# how to fix slightly ripped leather furniture?



## dinosaur1 (Nov 22, 2009)

Our top grain leather furniture is made by FlexSteel. There is a small tear/rip that is hardly noticeable about 1/2 inch in length. Since I don't want it to get worse what is the best way I can repair this? It looks like it was caused by a fingernail.


----------



## epson (Jul 28, 2010)

As far as I know there is no quick way a do it yourselfer can fix his. You should contact a leather manufacturer or someone who can fix this kind of tare. Where I am located we have such a place that can fix, mend, color and match existing leather…


----------



## dinosaur1 (Nov 22, 2009)

epson said:


> As far as I know there is no quick way a do it yourselfer can fix his. You should contact a leather manufacturer or someone who can fix this kind of tare. Where I am located we have such a place that can fix, mend, color and match existing leather&#133;


What about the place we bought it from? 2 months ago.


----------



## epson (Jul 28, 2010)

I doubt that they have a repair shop as stores like that will only sell but not repair. They might send you to a place in your area that could repair it.


----------



## dinosaur1 (Nov 22, 2009)

epson said:


> I doubt that they have a repair shop as stores like that will only sell but not repair. They might send you to a place in your area that could repair it.

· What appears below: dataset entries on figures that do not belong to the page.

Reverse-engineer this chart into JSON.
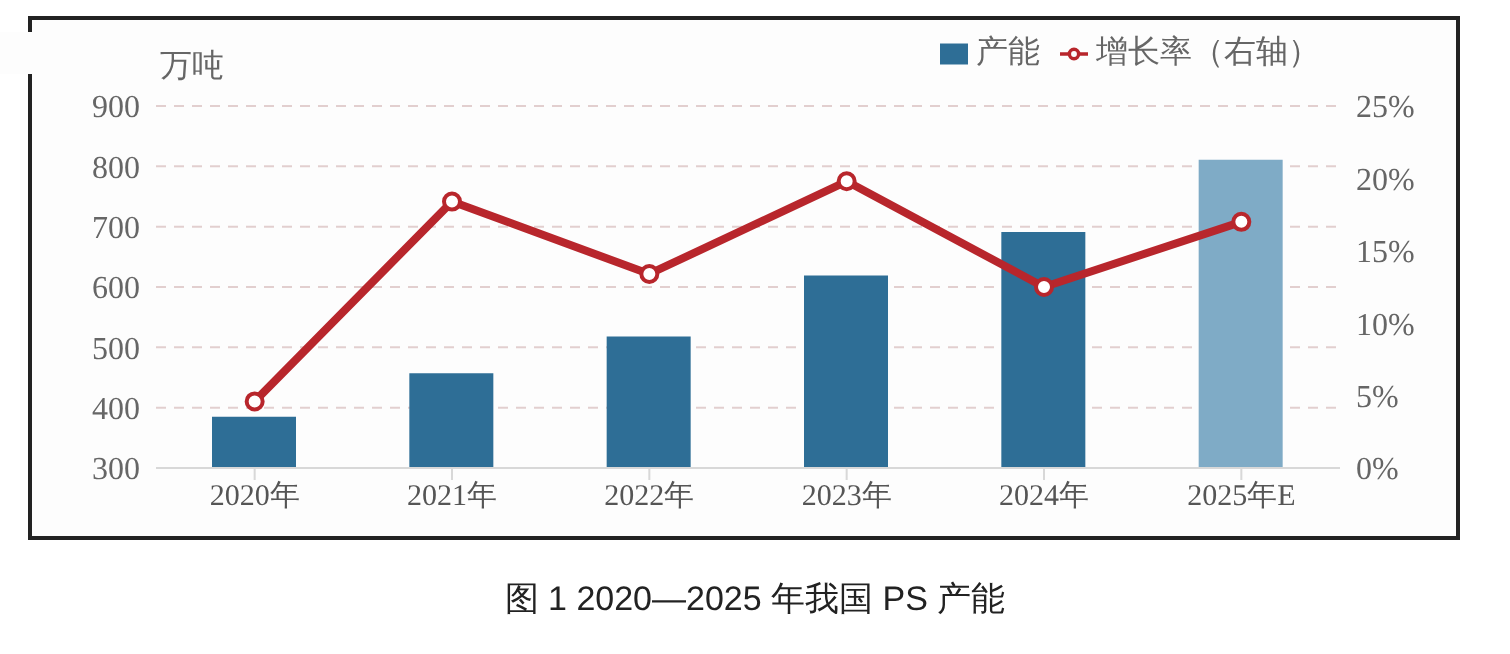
{
  "chart_data": {
    "type": "bar",
    "title": "图 1  2020—2025 年我国 PS 产能",
    "ylabel": "万吨",
    "categories": [
      "2020年",
      "2021年",
      "2022年",
      "2023年",
      "2024年",
      "2025年E"
    ],
    "series": [
      {
        "name": "产能",
        "color": "#2e6e96",
        "colors": [
          "#2e6e96",
          "#2e6e96",
          "#2e6e96",
          "#2e6e96",
          "#2e6e96",
          "#7fabc6"
        ],
        "values": [
          385,
          457,
          518,
          619,
          691,
          811
        ]
      },
      {
        "name": "增长率（右轴）",
        "type": "line",
        "axis": "y2",
        "color": "#b8262c",
        "marker": "circle",
        "values": [
          4.6,
          18.4,
          13.4,
          19.8,
          12.5,
          17.0
        ]
      }
    ],
    "ylim": [
      300,
      900
    ],
    "yticks": [
      300,
      400,
      500,
      600,
      700,
      800,
      900
    ],
    "y2lim": [
      0,
      25
    ],
    "y2ticks": [
      {
        "value": 0,
        "label": "0%"
      },
      {
        "value": 5,
        "label": "5%"
      },
      {
        "value": 10,
        "label": "10%"
      },
      {
        "value": 15,
        "label": "15%"
      },
      {
        "value": 20,
        "label": "20%"
      },
      {
        "value": 25,
        "label": "25%"
      }
    ],
    "grid": "y",
    "legend": "top right"
  }
}
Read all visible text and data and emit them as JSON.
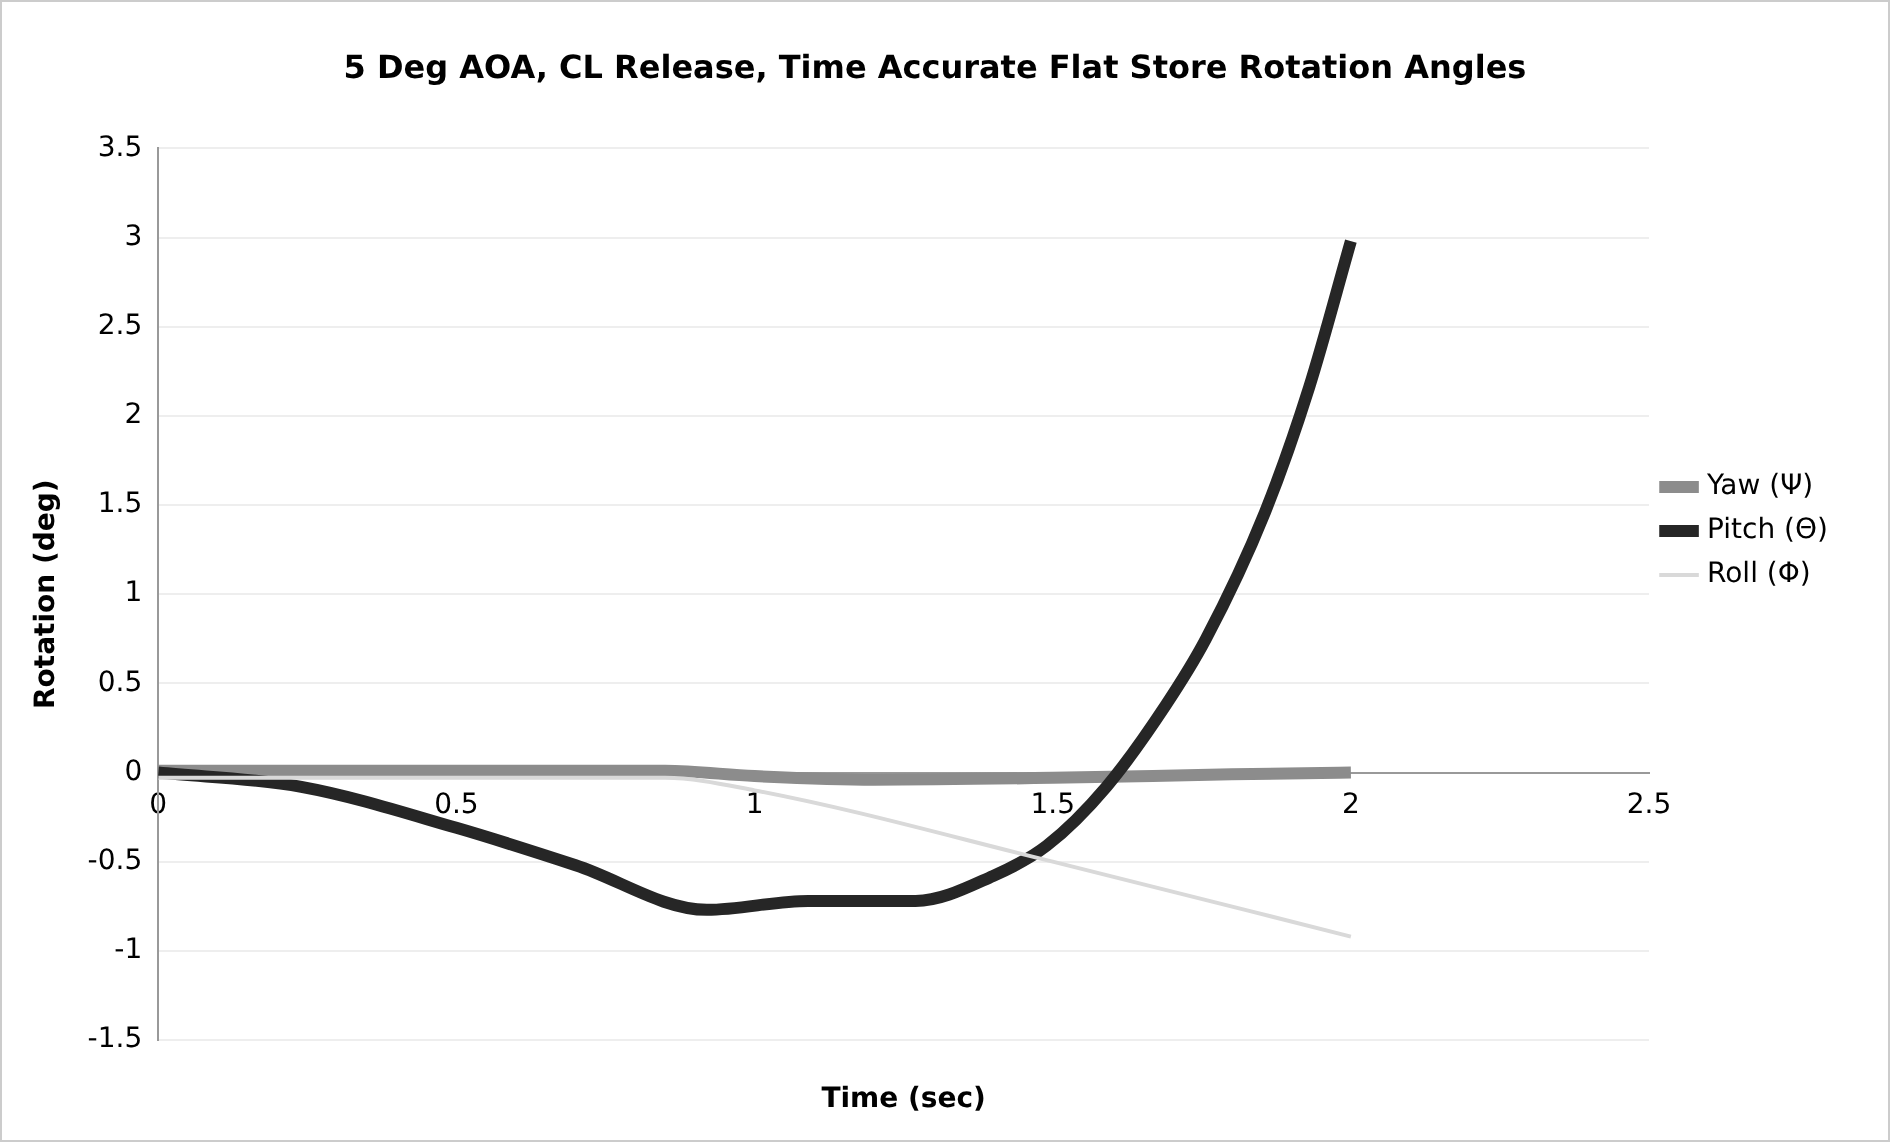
{
  "chart_data": {
    "type": "line",
    "title": "5 Deg AOA, CL Release, Time Accurate Flat Store Rotation Angles",
    "xlabel": "Time (sec)",
    "ylabel": "Rotation (deg)",
    "xlim": [
      0,
      2.5
    ],
    "xticks": [
      0,
      0.5,
      1,
      1.5,
      2,
      2.5
    ],
    "ylim": [
      -1.5,
      3.5
    ],
    "yticks": [
      -1.5,
      -1,
      -0.5,
      0,
      0.5,
      1,
      1.5,
      2,
      2.5,
      3,
      3.5
    ],
    "grid": "y",
    "legend": "right",
    "marker": "none",
    "series": [
      {
        "name": "Yaw (Ψ)",
        "color": "#8c8c8c",
        "x": [
          0,
          0.5,
          0.85,
          1.0,
          1.2,
          1.5,
          1.8,
          2.0
        ],
        "values": [
          0.01,
          0.01,
          0.01,
          -0.02,
          -0.04,
          -0.03,
          -0.01,
          0.0
        ]
      },
      {
        "name": "Pitch (Θ)",
        "color": "#262626",
        "x": [
          0,
          0.24,
          0.5,
          0.7,
          0.92,
          1.09,
          1.27,
          1.4,
          1.49,
          1.59,
          1.69,
          1.757,
          1.856,
          1.93,
          2.0
        ],
        "values": [
          0,
          -0.08,
          -0.31,
          -0.52,
          -0.77,
          -0.72,
          -0.72,
          -0.58,
          -0.41,
          -0.08,
          0.38,
          0.75,
          1.46,
          2.16,
          2.98
        ]
      },
      {
        "name": "Roll (Φ)",
        "color": "#d9d9d9",
        "x": [
          0,
          0.5,
          0.85,
          1.0,
          1.5,
          2.0
        ],
        "values": [
          -0.03,
          -0.03,
          -0.03,
          -0.1,
          -0.5,
          -0.92
        ]
      }
    ]
  }
}
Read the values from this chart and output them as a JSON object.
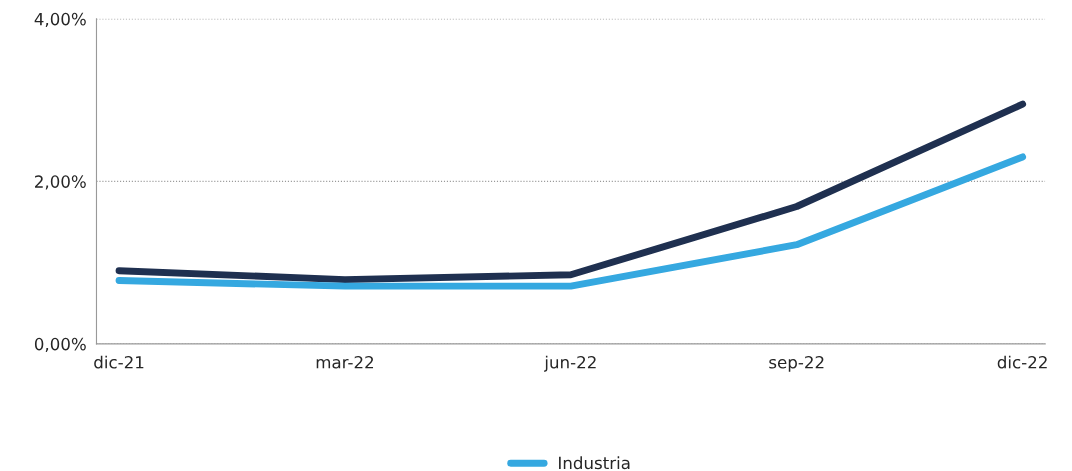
{
  "chart_data": {
    "type": "line",
    "categories": [
      "dic-21",
      "mar-22",
      "jun-22",
      "sep-22",
      "dic-22"
    ],
    "series": [
      {
        "color": "#1f3050",
        "values": [
          0.9,
          0.79,
          0.85,
          1.69,
          2.95
        ]
      },
      {
        "name": "Industria",
        "color": "#35a8e0",
        "values": [
          0.78,
          0.71,
          0.71,
          1.22,
          2.3
        ]
      }
    ],
    "ylim": [
      0,
      4
    ],
    "yticks": [
      {
        "value": 0,
        "label": "0,00%"
      },
      {
        "value": 2,
        "label": "2,00%"
      },
      {
        "value": 4,
        "label": "4,00%"
      }
    ],
    "grid": "y",
    "legend": "bottom",
    "marker": "none",
    "line_style": "solid"
  }
}
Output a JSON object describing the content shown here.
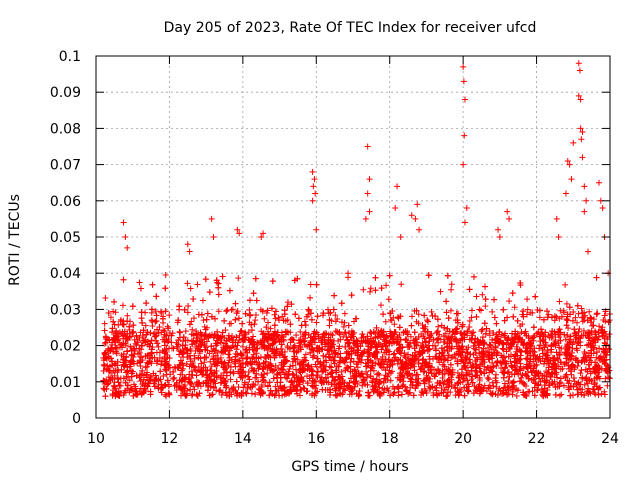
{
  "chart_data": {
    "type": "scatter",
    "title": "Day 205 of 2023, Rate Of TEC Index for receiver ufcd",
    "xlabel": "GPS time / hours",
    "ylabel": "ROTI / TECUs",
    "xlim": [
      10,
      24
    ],
    "ylim": [
      0,
      0.1
    ],
    "x_ticks": [
      10,
      12,
      14,
      16,
      18,
      20,
      22,
      24
    ],
    "y_ticks": [
      0,
      0.01,
      0.02,
      0.03,
      0.04,
      0.05,
      0.06,
      0.07,
      0.08,
      0.09,
      0.1
    ],
    "x_tick_labels": [
      "10",
      "12",
      "14",
      "16",
      "18",
      "20",
      "22",
      "24"
    ],
    "y_tick_labels": [
      "0",
      "0.01",
      "0.02",
      "0.03",
      "0.04",
      "0.05",
      "0.06",
      "0.07",
      "0.08",
      "0.09",
      "0.1"
    ],
    "grid": true,
    "marker": "+",
    "series": [
      {
        "name": "ROTI",
        "color": "#ff0000",
        "x_range": [
          10.2,
          24.0
        ],
        "typical_range": [
          0.005,
          0.025
        ],
        "description_points": [
          [
            10.75,
            0.054
          ],
          [
            10.8,
            0.05
          ],
          [
            10.85,
            0.047
          ],
          [
            12.5,
            0.048
          ],
          [
            12.55,
            0.046
          ],
          [
            13.15,
            0.055
          ],
          [
            13.2,
            0.05
          ],
          [
            13.85,
            0.052
          ],
          [
            13.9,
            0.051
          ],
          [
            14.55,
            0.051
          ],
          [
            14.5,
            0.05
          ],
          [
            15.9,
            0.068
          ],
          [
            15.95,
            0.066
          ],
          [
            15.92,
            0.064
          ],
          [
            15.97,
            0.062
          ],
          [
            15.9,
            0.06
          ],
          [
            16.0,
            0.052
          ],
          [
            17.4,
            0.075
          ],
          [
            17.45,
            0.066
          ],
          [
            17.4,
            0.062
          ],
          [
            17.45,
            0.057
          ],
          [
            17.35,
            0.055
          ],
          [
            18.2,
            0.064
          ],
          [
            18.15,
            0.058
          ],
          [
            18.3,
            0.05
          ],
          [
            18.6,
            0.056
          ],
          [
            18.75,
            0.059
          ],
          [
            18.7,
            0.055
          ],
          [
            18.8,
            0.052
          ],
          [
            20.0,
            0.097
          ],
          [
            20.02,
            0.093
          ],
          [
            20.05,
            0.088
          ],
          [
            20.03,
            0.078
          ],
          [
            20.0,
            0.07
          ],
          [
            20.1,
            0.058
          ],
          [
            20.05,
            0.054
          ],
          [
            20.95,
            0.052
          ],
          [
            21.0,
            0.05
          ],
          [
            21.2,
            0.057
          ],
          [
            21.25,
            0.055
          ],
          [
            22.55,
            0.055
          ],
          [
            22.6,
            0.05
          ],
          [
            22.85,
            0.071
          ],
          [
            22.9,
            0.07
          ],
          [
            22.95,
            0.066
          ],
          [
            22.8,
            0.062
          ],
          [
            23.0,
            0.076
          ],
          [
            23.15,
            0.098
          ],
          [
            23.18,
            0.096
          ],
          [
            23.15,
            0.089
          ],
          [
            23.2,
            0.088
          ],
          [
            23.2,
            0.08
          ],
          [
            23.25,
            0.079
          ],
          [
            23.22,
            0.077
          ],
          [
            23.25,
            0.072
          ],
          [
            23.3,
            0.064
          ],
          [
            23.35,
            0.06
          ],
          [
            23.3,
            0.057
          ],
          [
            23.7,
            0.065
          ],
          [
            23.75,
            0.06
          ],
          [
            23.8,
            0.058
          ],
          [
            23.85,
            0.05
          ],
          [
            23.95,
            0.04
          ]
        ]
      }
    ]
  }
}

They have their own techs. Guess its worth a try.


----------



## epson (Jul 28, 2010)

There is no harm in asking….


----------



## dinosaur1 (Nov 22, 2009)

epson said:


> There is no harm in asking&#133;.


We spent alot on this furniture so I wouldn't want to buy a kit to fix it.


----------



## epson (Jul 28, 2010)

I have actually seen those kits. They are not what they seem to be and will not do a very good job.


----------



## dinosaur1 (Nov 22, 2009)

epson said:


> I have actually seen those kits. They are not what they seem to be and will not do a very good job.


Thanks


----------



## epson (Jul 28, 2010)

No problem. Hope you get your rip repaired….


----------